Exclusão de australianos não vacinados do júri pode funcionar contra processos judiciais que contestam as exigências de vacinação

Por Daniel Khmelev 

A Austrália Ocidental (WA, em suas siglas em inglês) proibiu advogados não vacinados e todos os outros funcionários de comparecerem aos tribunais, provocando raiva em alguns que acreditam que as diretrizes inibem fundamentalmente a justiça.

Sob a ordem do diretor de saúde da WA, a partir do dia 5 de fevereiro, todos os funcionários do tribunal – incluindo advogados e jurados – precisarão ter recebido pelo menos uma dose da vacina contra a COVID-19.

5 de fevereiro é o mesmo dia em que o estado planejava abrir suas fronteiras antes de retroceder em sua decisão devido à ineficácia da vacinação contra a Ômicron, variante do vírus do PCC (Partido Comunista Chinês). Atualmente, o estado registra 155 casos ativos.

Até 5 de março, isso mudará para permitir apenas os totalmente vacinados, o que inclui exigir que os elegíveis recebam uma terceira dose de reforço.

Augusto Zimmermann, ex-comissário de reforma da lei e chefe de direito do Sheridan Institute of Higher Education, expressou preocupação com a decisão e sua implicação para clientes que utilizam os serviços de advogados não vacinados.

Augusto Zimmermann é professor e chefe de direito do Sheridan Institute of Higher Education em Perth, na Austrália
Augusto Zimmermann é professor e chefe de direito do Sheridan Institute of Higher Education em Perth, na Austrália

“Estou começando a me sentir realmente desanimado, e até angustiado, por todo esse desenvolvimento, porque uma das marcas de um regime tirânico é negar às pessoas o acesso à justiça”, relatou Zimmermann ao Epoch Times.

“A vacina está sendo usada como instrumento para impedir que membros da advocacia representem os clientes e, portanto, o que o governo está fazendo é criar dificuldades para que as pessoas tenham acesso à justiça, em última análise.”

Isso ocorreu junto ao policial sênior, Ben Falconer, e outros membros da polícia de WA que lutam contra os decretos de vacinação do estado em um caso histórico que até agora viu todos os 25 policiais manterem seus empregos até a audiência final, em março.

O governo da WA exigiu a vacinação, incluindo doses de reforço, para 75% da força de trabalho do estado – o equivalente a mais de um milhão de trabalhadores.

O grupo, representado pelos advogados da Hotchkin Hanley, tornou-se um dos únicos na Austrália a lutar com sucesso contra os requisitos de vacinação, com o impulso sendo transferido para outras indústrias – incluindo saúde, educação, construção e mineração – que estão atualmente no processo de lançar seus próprios desafios legais.

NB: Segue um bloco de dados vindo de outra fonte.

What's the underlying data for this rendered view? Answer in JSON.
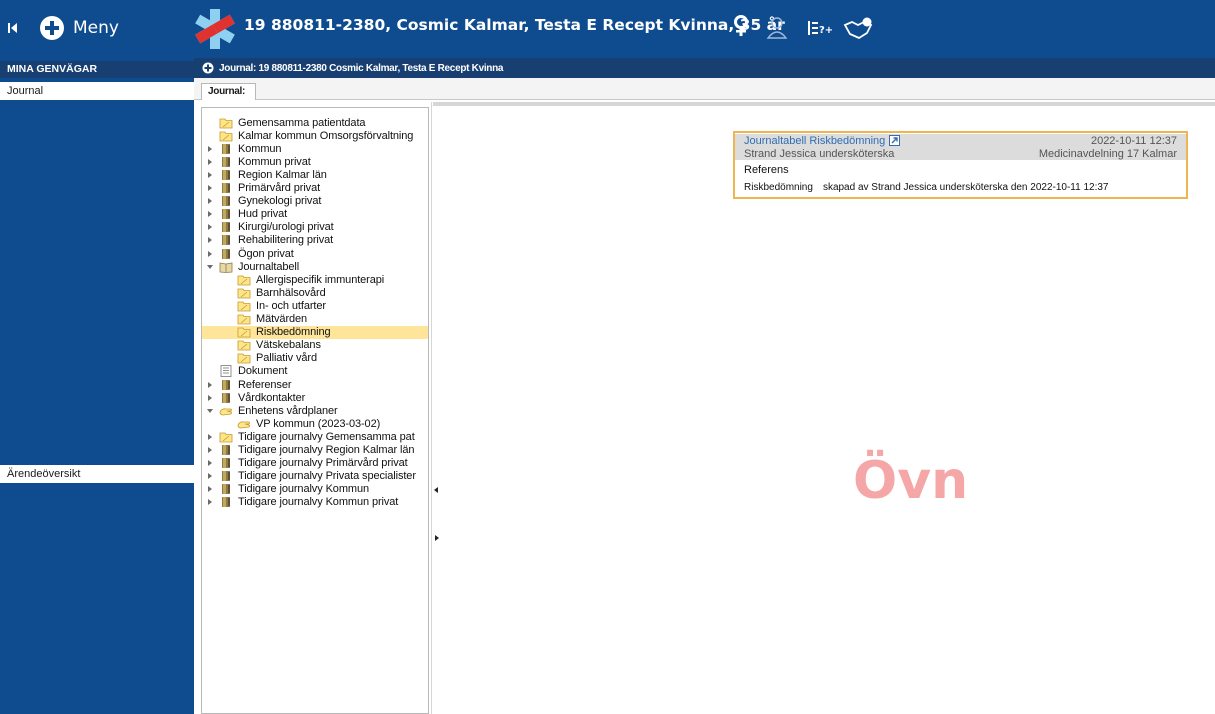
{
  "header": {
    "menu_label": "Meny",
    "patient_title": "19 880811-2380,  Cosmic Kalmar, Testa E Recept Kvinna,  35 år"
  },
  "sidebar": {
    "header": "MINA GENVÄGAR",
    "items": [
      {
        "label": "Journal"
      },
      {
        "label": "Ärendeöversikt"
      }
    ]
  },
  "breadcrumb": {
    "text": "Journal: 19 880811-2380 Cosmic Kalmar, Testa E Recept Kvinna"
  },
  "tabs": [
    {
      "label": "Journal:"
    }
  ],
  "tree": [
    {
      "label": "Gemensamma patientdata",
      "icon": "folder-note-icon",
      "expander": "none",
      "indent": 0
    },
    {
      "label": "Kalmar kommun Omsorgsförvaltning",
      "icon": "folder-note-icon",
      "expander": "none",
      "indent": 0
    },
    {
      "label": "Kommun",
      "icon": "book-icon",
      "expander": "collapsed",
      "indent": 0
    },
    {
      "label": "Kommun privat",
      "icon": "book-icon",
      "expander": "collapsed",
      "indent": 0
    },
    {
      "label": "Region Kalmar län",
      "icon": "book-icon",
      "expander": "collapsed",
      "indent": 0
    },
    {
      "label": "Primärvård privat",
      "icon": "book-icon",
      "expander": "collapsed",
      "indent": 0
    },
    {
      "label": "Gynekologi privat",
      "icon": "book-icon",
      "expander": "collapsed",
      "indent": 0
    },
    {
      "label": "Hud privat",
      "icon": "book-icon",
      "expander": "collapsed",
      "indent": 0
    },
    {
      "label": "Kirurgi/urologi privat",
      "icon": "book-icon",
      "expander": "collapsed",
      "indent": 0
    },
    {
      "label": "Rehabilitering privat",
      "icon": "book-icon",
      "expander": "collapsed",
      "indent": 0
    },
    {
      "label": "Ögon privat",
      "icon": "book-icon",
      "expander": "collapsed",
      "indent": 0
    },
    {
      "label": "Journaltabell",
      "icon": "book-open-icon",
      "expander": "expanded",
      "indent": 0
    },
    {
      "label": "Allergispecifik immunterapi",
      "icon": "folder-note-icon",
      "expander": "none",
      "indent": 1
    },
    {
      "label": "Barnhälsovård",
      "icon": "folder-note-icon",
      "expander": "none",
      "indent": 1
    },
    {
      "label": "In- och utfarter",
      "icon": "folder-note-icon",
      "expander": "none",
      "indent": 1
    },
    {
      "label": "Mätvärden",
      "icon": "folder-note-icon",
      "expander": "none",
      "indent": 1
    },
    {
      "label": "Riskbedömning",
      "icon": "folder-note-icon",
      "expander": "none",
      "indent": 1,
      "selected": true
    },
    {
      "label": "Vätskebalans",
      "icon": "folder-note-icon",
      "expander": "none",
      "indent": 1
    },
    {
      "label": "Palliativ vård",
      "icon": "folder-note-icon",
      "expander": "none",
      "indent": 1
    },
    {
      "label": "Dokument",
      "icon": "document-icon",
      "expander": "none",
      "indent": 0
    },
    {
      "label": "Referenser",
      "icon": "book-icon",
      "expander": "collapsed",
      "indent": 0
    },
    {
      "label": "Vårdkontakter",
      "icon": "book-icon",
      "expander": "collapsed",
      "indent": 0
    },
    {
      "label": "Enhetens vårdplaner",
      "icon": "hand-icon",
      "expander": "expanded",
      "indent": 0
    },
    {
      "label": "VP kommun (2023-03-02)",
      "icon": "hand-icon",
      "expander": "none",
      "indent": 1
    },
    {
      "label": "Tidigare journalvy Gemensamma pat",
      "icon": "folder-note-icon",
      "expander": "collapsed",
      "indent": 0
    },
    {
      "label": "Tidigare journalvy Region Kalmar län",
      "icon": "book-icon",
      "expander": "collapsed",
      "indent": 0
    },
    {
      "label": "Tidigare journalvy Primärvård privat",
      "icon": "book-icon",
      "expander": "collapsed",
      "indent": 0
    },
    {
      "label": "Tidigare journalvy Privata specialister",
      "icon": "book-icon",
      "expander": "collapsed",
      "indent": 0
    },
    {
      "label": "Tidigare journalvy Kommun",
      "icon": "book-icon",
      "expander": "collapsed",
      "indent": 0
    },
    {
      "label": "Tidigare journalvy Kommun privat",
      "icon": "book-icon",
      "expander": "collapsed",
      "indent": 0
    }
  ],
  "card": {
    "title": "Journaltabell Riskbedömning",
    "date": "2022-10-11 12:37",
    "author": "Strand Jessica undersköterska",
    "unit": "Medicinavdelning 17 Kalmar",
    "section": "Referens",
    "entry_term": "Riskbedömning",
    "entry_text": "skapad av Strand Jessica undersköterska den 2022-10-11 12:37"
  },
  "watermark": "Övn",
  "colors": {
    "topbar": "#0f4c8f",
    "bar_dark": "#173f72",
    "selection": "#ffe59a",
    "card_border": "#f0b550",
    "watermark": "#f5a7a7"
  }
}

Mas a exclusão de australianos não vacinados do júri pode funcionar contra processos judiciais que contestam as exigências de vacinação.

Manifestantes protestam contra os mandatos de vacinação durante o evento World Wide Rally for Freedom em Perth, na Austrália, no dia 20 de novembro de 2021 (Epoch Times)
Manifestantes protestam contra os mandatos de vacinação durante o evento World Wide Rally for Freedom em Perth, na Austrália, no dia 20 de novembro de 2021 (Epoch Times)

Zimmermann teme que algumas partes agora também possam ter seu acesso restrito a serviços jurídicos básicos, particularmente aqueles que estão lutando contra os mandatos de vacinação do governo.

“Está claramente prejudicando a profissão de advogado no processo, porque há alguns bons advogados que não estão totalmente de acordo com o sistema, e na verdade estão mais preocupados com a preservação dos direitos individuais”, declarou Zimmermann.

“Clientes já possuem seus próprios advogados, e esses advogados agora podem não ser capazes de representar adequadamente esses clientes.”

“Então, você terá advogados que agora terão muita dificuldade em continuar exercendo seu papel como advogados.”

O Epoch Times entrou em contato com o Departamento de Saúde da WA para comentar, mas não recebeu uma resposta a tempo da publicação.

O primeiro-ministro da WA, Mark McGowan, já foi criticado por insultar os australianos ocidentais não vacinados, inclusive afirmando para os manifestante anti-mandados de vacinação para “crescer um cérebro” e chamando os clientes que se recusam a demonstrar prova de vacinação em locais de “dropkicks” – gíria australiana para um estúpido ou pessoa inútil.

O governo da WA proibiu cidadãos não vacinados de participar de uma variedade de locais a partir de 31 de janeiro, incluindo restaurantes, academias e eventos com mais de 500 pessoas.